Alles sei besser als Schwarz-Blau, bekommt man derzeit immer wieder zu hören, wenn man Skepsis gegenüber der künftigen ÖVP-Grünen-Koalition äußert. Mit dem Wording „Kompromisse nicht denunzieren“ hat Grünen-Chef Kogler die Kritik an den Inhalten bereits abgedreht, bevor die grüne Basis, diese „Kompromisse“ überhaupt zu Gesicht bekommen hat.

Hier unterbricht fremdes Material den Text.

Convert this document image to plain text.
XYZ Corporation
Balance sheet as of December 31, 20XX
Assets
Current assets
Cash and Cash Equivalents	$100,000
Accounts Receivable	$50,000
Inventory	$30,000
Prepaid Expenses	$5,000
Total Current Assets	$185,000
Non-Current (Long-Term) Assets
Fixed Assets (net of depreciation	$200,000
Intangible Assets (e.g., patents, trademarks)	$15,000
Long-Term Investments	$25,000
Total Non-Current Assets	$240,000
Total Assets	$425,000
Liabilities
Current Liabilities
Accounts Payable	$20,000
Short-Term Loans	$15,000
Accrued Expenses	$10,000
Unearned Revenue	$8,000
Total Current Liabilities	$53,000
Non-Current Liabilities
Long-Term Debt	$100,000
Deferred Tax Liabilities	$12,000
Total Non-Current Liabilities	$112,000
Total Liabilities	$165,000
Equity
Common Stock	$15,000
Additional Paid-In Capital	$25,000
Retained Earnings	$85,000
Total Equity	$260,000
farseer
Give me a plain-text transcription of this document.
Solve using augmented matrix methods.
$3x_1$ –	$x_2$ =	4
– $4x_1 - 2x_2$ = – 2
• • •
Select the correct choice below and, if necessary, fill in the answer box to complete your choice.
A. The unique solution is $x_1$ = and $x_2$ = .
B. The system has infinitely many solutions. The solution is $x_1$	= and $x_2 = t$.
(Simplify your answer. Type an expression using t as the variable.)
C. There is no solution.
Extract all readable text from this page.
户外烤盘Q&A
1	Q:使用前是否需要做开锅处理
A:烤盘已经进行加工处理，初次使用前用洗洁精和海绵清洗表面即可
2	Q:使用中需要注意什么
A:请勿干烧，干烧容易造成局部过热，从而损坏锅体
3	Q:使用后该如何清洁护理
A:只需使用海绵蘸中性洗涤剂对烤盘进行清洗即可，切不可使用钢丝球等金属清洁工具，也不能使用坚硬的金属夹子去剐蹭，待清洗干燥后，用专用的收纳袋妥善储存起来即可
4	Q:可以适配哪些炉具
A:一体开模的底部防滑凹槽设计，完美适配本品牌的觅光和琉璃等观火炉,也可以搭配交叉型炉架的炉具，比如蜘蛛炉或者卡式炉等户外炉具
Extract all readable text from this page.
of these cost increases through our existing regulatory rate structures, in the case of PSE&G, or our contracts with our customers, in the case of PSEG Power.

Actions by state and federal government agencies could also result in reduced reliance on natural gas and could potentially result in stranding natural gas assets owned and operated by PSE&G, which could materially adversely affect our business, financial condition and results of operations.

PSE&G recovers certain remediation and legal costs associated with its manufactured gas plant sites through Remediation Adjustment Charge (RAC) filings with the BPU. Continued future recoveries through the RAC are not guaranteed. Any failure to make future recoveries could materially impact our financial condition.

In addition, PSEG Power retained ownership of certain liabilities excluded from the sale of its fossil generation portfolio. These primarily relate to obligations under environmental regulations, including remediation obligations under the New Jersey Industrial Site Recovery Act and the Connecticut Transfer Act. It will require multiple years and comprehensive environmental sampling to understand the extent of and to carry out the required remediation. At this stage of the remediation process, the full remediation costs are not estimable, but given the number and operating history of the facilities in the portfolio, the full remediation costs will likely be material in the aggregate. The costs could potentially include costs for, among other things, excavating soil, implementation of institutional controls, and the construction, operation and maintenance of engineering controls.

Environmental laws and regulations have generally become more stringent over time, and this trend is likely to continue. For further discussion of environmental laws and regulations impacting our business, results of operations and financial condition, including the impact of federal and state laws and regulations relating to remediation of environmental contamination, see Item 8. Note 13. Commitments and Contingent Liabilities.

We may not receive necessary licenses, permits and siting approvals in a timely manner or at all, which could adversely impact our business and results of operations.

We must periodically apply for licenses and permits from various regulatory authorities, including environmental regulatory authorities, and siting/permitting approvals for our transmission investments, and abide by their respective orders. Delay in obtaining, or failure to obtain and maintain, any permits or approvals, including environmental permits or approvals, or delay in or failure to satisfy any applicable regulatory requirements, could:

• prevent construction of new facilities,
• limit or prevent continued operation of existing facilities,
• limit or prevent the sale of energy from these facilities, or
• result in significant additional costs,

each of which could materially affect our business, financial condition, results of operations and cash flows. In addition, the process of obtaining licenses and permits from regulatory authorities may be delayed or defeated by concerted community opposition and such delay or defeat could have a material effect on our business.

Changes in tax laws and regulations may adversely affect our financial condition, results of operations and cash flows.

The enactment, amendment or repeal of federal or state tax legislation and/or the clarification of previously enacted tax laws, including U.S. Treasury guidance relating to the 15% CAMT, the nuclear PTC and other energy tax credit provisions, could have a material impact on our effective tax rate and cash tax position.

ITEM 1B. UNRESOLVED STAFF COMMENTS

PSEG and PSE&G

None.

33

Claudia Klimt-Weithaler, Klubobfrau der KPÖ im steirischen Landtag, warnt davor, sich von Überschriften blenden zu lassen: „Man darf keine Illusionen haben: Das wird eine konservative Regierung mit ein paar grünen Tupfern“, so Klimt-Weithaler. Das sieht man am personellen Übergewicht der ÖVP. „Angesichts dessen verkommt auch das Schlagwort des „gläsernen Staates“ zu hohlen Phrase – sämtliche Geheimdienste sind in Händen der ÖVP.“

Genau ansehen will sich die KPÖ auch, was aus der menschenrechtlichen Haltung der Grünen wird und wie es in der Wohnpolitik weitergeht. „Die Mietrechtsreform, die von der ÖVP angekündigt worden ist, ist eine reale Bedrohung für viele. Die ÖVP hat immer wieder bewiesen, dass sie die Hausherrenpartei ist, für die Wohnen kein Menschenrecht, sondern ein Geschäftsfeld ist.“

Sozialpolitik als Nagelprobe

„Zur Nagelprobe wird, in welche Richtung es in der Sozialpolitik geht“, betont Klimt-Weithaler: „Wird endlich der Regress für die mobile Pflege abgeschafft? Was wird aus der unsozialen „Sozialhilfe“? Bringt die angebliche „Öko-Milliarde“ Entlastungen für die Menschen oder wird sie einfach eine Wirtschaftsförderung für Konzerne“, fragt die Kommunistin. Dass nämlich weiterhin die Industriellenvereinigung und Wirtschaftskammer das Sagen haben, steht außer Zweifel.

„Wir werden die neue Regierung jedenfalls nicht an schönen Worten messen, sondern an ihren Taten“, hält die KPÖ-Klubobfrau fest.